In the Midst of a Pandemic, PNWU Student Volunteers Offer a Helping Hand


PNWU Students Volunteer

In the Midst of a Pandemic, PNWU Student Volunteers Offer a Helping Hand

Throughout the COVID-19 pandemic, medical students from Pacific Northwest University of Health Sciences (PNWU) have consistently stepped in to help improve the health and wellness of those around them. According to Mary Lou Shean, Yakima County Emergency Operations Center's Public Health Liaison, PNWU students have volunteered at local drive through COVID-19 testing sites, assembled test kits, agreed to serve on a team that aims to help local business’s open safely, signed on to work on a project to call COVID-positive patients for welfare checks, and more.

One of their latest volunteering efforts — at a clean needle exchange site — is helping to allow medical staff to focus on the urgent work that accompanies an ongoing pandemic in a county suffering from the highest rate of infection on the west coast.

“I decided to volunteer for the needle exchange program because it sounded like a needed and necessary way to support the Yakima Health Department while they tend to the more immediate issues of the heightened pandemic crisis in Yakima,” explained Dannica Ballard, a second-year PNWU medical student who signed up to volunteer for the needle exchange program later this month. “It is a way for me to get involved in an important area of public health within our community and participate in the prevention of other infectious diseases.”

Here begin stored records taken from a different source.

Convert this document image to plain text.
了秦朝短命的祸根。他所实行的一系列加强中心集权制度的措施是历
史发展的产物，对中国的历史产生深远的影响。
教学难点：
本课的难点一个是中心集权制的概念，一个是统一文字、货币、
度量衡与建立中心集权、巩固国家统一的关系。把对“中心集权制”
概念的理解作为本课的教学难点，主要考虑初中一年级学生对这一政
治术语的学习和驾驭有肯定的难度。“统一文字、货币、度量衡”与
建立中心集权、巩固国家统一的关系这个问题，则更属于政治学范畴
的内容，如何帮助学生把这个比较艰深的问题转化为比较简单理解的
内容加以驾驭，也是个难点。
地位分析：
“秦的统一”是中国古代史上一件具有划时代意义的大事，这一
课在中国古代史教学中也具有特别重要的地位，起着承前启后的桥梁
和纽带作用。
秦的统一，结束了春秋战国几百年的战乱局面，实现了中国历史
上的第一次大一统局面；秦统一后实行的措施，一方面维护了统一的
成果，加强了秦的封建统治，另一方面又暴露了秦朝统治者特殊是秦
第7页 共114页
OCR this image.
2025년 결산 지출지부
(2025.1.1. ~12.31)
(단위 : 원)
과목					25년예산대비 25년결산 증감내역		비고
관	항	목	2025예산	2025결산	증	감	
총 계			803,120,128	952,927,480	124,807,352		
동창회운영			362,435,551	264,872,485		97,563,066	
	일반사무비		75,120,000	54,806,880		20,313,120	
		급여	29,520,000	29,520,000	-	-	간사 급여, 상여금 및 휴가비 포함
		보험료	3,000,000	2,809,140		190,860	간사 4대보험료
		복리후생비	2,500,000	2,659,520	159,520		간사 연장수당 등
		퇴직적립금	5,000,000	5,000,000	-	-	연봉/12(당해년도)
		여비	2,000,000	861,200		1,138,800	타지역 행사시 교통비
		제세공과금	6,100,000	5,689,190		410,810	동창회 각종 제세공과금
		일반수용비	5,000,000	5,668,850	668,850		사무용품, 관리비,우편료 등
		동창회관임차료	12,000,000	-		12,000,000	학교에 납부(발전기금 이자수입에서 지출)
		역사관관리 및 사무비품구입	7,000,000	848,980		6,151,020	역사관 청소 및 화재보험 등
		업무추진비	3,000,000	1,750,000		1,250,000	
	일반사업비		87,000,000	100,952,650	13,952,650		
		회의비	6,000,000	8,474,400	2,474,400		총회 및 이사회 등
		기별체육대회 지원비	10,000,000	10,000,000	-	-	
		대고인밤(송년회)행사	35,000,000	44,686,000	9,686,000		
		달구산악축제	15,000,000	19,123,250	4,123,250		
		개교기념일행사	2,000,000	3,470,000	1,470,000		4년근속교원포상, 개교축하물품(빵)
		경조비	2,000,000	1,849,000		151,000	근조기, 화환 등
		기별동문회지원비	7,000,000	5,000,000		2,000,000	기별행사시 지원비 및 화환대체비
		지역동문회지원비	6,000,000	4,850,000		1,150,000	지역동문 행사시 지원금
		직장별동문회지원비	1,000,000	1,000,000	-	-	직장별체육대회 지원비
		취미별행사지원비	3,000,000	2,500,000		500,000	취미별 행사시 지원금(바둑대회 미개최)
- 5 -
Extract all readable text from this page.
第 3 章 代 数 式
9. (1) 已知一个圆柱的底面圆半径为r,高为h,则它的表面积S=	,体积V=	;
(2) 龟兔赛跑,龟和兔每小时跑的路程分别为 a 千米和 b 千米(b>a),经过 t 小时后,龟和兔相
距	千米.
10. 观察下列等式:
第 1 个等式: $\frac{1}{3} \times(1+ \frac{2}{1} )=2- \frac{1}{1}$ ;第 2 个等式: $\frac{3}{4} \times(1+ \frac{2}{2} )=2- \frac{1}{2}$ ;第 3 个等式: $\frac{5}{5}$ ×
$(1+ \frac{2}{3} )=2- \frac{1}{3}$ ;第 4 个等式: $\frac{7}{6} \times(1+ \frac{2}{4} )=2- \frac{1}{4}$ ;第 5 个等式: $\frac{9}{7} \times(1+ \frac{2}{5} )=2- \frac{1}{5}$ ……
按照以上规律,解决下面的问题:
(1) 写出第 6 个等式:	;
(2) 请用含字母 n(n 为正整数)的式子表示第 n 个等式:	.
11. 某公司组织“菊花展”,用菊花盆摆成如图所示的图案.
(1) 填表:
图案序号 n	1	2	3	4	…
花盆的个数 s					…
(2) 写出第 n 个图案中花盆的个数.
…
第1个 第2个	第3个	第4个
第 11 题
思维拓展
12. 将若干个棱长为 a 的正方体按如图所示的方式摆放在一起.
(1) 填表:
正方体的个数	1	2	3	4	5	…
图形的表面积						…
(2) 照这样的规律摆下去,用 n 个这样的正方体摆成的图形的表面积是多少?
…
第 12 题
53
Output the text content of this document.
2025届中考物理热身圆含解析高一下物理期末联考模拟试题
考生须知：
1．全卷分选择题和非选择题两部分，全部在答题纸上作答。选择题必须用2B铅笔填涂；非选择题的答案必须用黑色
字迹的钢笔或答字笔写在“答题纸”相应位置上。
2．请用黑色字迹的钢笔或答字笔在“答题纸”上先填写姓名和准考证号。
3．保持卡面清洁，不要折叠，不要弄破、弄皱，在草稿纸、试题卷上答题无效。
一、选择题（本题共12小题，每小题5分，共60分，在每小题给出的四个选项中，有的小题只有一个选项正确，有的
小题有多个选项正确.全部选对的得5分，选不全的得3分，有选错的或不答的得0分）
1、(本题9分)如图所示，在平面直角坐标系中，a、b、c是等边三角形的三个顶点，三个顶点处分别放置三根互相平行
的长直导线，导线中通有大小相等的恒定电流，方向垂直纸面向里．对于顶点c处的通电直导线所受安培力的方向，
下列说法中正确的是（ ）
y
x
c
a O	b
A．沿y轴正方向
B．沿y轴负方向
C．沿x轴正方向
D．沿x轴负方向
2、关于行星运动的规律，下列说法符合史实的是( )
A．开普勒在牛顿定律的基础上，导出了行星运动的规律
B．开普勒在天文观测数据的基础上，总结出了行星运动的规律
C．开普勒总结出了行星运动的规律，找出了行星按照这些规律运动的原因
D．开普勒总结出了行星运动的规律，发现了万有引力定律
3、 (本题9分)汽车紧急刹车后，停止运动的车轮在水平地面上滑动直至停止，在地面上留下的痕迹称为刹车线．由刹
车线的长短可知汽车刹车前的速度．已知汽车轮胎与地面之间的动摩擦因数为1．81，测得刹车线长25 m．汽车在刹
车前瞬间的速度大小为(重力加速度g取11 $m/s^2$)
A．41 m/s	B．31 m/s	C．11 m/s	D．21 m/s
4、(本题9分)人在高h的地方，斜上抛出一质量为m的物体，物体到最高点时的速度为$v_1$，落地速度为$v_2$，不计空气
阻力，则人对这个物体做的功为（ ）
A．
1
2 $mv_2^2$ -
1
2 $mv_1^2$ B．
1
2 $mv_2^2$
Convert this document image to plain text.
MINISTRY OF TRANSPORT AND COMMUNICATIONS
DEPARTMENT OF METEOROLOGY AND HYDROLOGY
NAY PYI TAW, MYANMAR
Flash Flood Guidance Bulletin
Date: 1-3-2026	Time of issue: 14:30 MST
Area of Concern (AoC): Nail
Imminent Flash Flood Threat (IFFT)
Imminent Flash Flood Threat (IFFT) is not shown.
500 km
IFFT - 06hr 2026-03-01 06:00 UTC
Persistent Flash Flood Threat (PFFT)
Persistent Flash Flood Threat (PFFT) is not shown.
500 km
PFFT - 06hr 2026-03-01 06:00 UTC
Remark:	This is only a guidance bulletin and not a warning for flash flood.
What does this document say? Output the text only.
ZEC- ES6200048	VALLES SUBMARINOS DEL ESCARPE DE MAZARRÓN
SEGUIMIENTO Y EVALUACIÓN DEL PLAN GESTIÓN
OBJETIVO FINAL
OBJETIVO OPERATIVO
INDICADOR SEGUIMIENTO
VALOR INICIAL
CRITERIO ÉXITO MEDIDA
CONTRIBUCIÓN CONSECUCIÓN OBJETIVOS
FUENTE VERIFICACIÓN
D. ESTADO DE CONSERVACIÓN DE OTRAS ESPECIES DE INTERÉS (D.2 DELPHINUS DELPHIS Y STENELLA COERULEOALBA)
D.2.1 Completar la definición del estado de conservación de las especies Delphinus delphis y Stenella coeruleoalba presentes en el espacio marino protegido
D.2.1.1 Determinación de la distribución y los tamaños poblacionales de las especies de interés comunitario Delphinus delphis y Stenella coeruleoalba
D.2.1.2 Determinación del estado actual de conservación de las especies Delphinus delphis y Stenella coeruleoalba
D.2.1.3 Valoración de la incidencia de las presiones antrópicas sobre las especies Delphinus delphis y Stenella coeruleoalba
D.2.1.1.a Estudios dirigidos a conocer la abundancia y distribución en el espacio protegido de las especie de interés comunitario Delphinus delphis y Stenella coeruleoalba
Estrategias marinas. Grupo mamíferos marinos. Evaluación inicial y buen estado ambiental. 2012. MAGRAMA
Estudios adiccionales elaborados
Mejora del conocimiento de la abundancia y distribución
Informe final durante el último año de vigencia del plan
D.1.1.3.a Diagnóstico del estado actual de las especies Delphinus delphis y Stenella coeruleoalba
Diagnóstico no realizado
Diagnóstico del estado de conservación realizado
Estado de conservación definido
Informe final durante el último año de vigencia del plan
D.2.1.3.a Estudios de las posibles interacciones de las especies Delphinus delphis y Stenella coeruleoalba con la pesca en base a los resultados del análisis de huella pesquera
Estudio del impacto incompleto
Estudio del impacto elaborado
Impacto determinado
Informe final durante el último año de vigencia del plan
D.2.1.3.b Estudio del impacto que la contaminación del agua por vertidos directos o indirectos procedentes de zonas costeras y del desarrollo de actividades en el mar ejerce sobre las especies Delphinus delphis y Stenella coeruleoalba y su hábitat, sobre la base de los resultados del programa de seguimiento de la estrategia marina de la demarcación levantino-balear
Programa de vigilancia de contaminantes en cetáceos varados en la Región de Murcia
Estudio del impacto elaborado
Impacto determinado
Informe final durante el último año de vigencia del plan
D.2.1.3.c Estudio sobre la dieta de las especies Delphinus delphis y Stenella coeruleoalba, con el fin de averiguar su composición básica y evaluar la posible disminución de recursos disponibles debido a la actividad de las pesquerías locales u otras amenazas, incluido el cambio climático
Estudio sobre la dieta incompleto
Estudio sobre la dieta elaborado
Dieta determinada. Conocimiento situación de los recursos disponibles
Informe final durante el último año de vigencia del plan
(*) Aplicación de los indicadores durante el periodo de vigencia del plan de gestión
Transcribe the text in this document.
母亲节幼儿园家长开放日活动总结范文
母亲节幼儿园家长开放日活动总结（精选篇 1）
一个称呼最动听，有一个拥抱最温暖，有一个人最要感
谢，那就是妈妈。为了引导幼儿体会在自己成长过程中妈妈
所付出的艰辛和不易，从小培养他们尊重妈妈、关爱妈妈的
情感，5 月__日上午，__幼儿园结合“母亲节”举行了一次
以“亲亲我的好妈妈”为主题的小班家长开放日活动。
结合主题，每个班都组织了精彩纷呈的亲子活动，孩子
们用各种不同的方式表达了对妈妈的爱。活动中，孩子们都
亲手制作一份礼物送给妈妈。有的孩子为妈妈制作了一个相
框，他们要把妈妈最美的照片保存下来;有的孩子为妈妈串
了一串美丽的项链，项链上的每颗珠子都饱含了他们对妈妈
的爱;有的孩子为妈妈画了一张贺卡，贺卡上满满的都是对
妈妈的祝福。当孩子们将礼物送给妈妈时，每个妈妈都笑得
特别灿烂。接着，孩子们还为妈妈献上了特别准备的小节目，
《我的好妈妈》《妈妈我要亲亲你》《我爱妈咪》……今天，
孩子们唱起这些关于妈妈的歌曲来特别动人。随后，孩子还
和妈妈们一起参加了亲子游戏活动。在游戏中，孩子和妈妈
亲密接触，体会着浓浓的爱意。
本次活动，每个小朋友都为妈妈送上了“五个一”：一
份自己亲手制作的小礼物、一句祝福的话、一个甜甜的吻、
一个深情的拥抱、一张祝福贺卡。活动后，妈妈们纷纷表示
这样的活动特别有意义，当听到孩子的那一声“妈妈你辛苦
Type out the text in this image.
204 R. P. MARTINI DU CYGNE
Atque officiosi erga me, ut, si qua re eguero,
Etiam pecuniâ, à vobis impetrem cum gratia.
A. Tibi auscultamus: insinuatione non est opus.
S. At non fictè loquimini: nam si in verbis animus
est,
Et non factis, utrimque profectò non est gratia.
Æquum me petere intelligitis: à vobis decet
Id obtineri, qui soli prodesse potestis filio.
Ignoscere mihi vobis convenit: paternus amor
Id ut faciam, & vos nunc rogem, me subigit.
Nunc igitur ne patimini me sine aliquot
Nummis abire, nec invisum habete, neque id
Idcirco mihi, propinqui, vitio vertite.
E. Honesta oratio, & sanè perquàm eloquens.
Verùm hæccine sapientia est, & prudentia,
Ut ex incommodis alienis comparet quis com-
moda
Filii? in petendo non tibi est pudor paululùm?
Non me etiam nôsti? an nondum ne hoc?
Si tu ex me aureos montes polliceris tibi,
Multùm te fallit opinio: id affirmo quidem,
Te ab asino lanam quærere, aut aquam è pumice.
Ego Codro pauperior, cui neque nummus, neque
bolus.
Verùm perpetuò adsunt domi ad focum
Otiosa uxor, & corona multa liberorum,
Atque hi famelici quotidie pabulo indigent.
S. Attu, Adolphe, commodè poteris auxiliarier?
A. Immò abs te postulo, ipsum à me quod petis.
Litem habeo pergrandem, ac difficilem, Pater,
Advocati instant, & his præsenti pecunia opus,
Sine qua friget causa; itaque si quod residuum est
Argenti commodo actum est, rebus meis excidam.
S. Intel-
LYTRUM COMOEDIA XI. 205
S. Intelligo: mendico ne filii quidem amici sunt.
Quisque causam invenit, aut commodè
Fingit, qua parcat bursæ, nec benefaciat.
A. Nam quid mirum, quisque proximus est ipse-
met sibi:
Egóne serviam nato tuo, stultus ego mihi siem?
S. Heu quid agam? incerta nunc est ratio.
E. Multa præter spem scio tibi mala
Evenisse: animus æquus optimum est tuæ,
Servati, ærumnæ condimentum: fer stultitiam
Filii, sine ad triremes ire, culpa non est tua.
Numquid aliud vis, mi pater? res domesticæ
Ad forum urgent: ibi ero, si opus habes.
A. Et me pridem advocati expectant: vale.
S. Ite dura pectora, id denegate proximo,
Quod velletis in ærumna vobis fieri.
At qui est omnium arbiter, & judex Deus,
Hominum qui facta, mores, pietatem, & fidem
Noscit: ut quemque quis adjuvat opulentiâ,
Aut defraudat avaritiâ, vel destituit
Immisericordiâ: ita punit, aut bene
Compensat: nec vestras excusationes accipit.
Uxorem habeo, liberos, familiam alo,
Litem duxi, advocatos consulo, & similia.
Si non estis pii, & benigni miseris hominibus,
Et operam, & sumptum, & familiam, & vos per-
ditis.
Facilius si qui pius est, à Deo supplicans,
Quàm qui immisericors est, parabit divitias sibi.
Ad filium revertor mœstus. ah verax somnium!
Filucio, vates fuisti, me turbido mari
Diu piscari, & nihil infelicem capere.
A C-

“PNWU students and staff have been absolutely wonderful,” said Shean. “Their enthusiasm and flexibility have been exemplary. They are truly invested in the community that they find themselves in.”

“I thought I'd help out where I could,” explained Sienna Laughton, a fourth-year osteopathic medical student at PNWU. By volunteering to assist with the YHD’s weekly needle exchange program, Laughton hoped she might help to free up some of the department’s staff to continue the arduous work of combatting a pandemic in what had become the west coast’s most infectious community.

On Friday, May 29, Laughton climbed aboard the YHD’s needle exchange RV and headed to a designated area just a few blocks from Yakima’s historic downtown. When the RV arrived, shortly after noon, Laughton was surprised to see people already lined up, waiting to exchange their needles.

Jumping right into the one-for-one exchange, she worked for the next three hours as person after person dropped needles into a red sharps container, in turn receiving an equivalent number of clean needles. “I was surprised by how many people came to exchange needles,“ Laughton said. “We had a steady stream of people the entire time.” By the time she left, she had gained a new perspective on the community she had come to love. In a time when she and her fellow medical students had been pulled from their clinical rotations due to the pandemic, the chance to interact and help people was not only welcomed, but served as an invaluable learning opportunity.

“There were people who seemed to be experiencing homelessness,” Laughton explained, “but there were also people who probably had jobs and homes. People rode up on bikes, walked, drove cars and trucks… People from all walks of life came to exchange needles. It was very rewarding, and provided me an opportunity to see a different part of the Yakima community."

In addition to providing clean needles and other vital supplies, such as wound kits and Narcan (a nasal form of naloxone for the emergency treatment of a known or suspected opioid overdose), the YHD’s needle exchange program also helps to keep local parks and other areas clean of needles, and aids in reducing the spread of blood borne diseases in the community. The program is just one of many YHD programs that aims to improve health in Yakima County.

Burdened with the challenges that accompany a pandemic in a county that suffers from the highest rate of infection on the west coast, the needle exchange is also one of many programs at risk of being short-staffed if it were not for willing and able volunteers like Laughton.

“There are so many things happening in this country right now that are dividing us,” she said. “I hope that, by volunteering in Yakima, I can help foster a sense of community and a sense that we are all in this together.”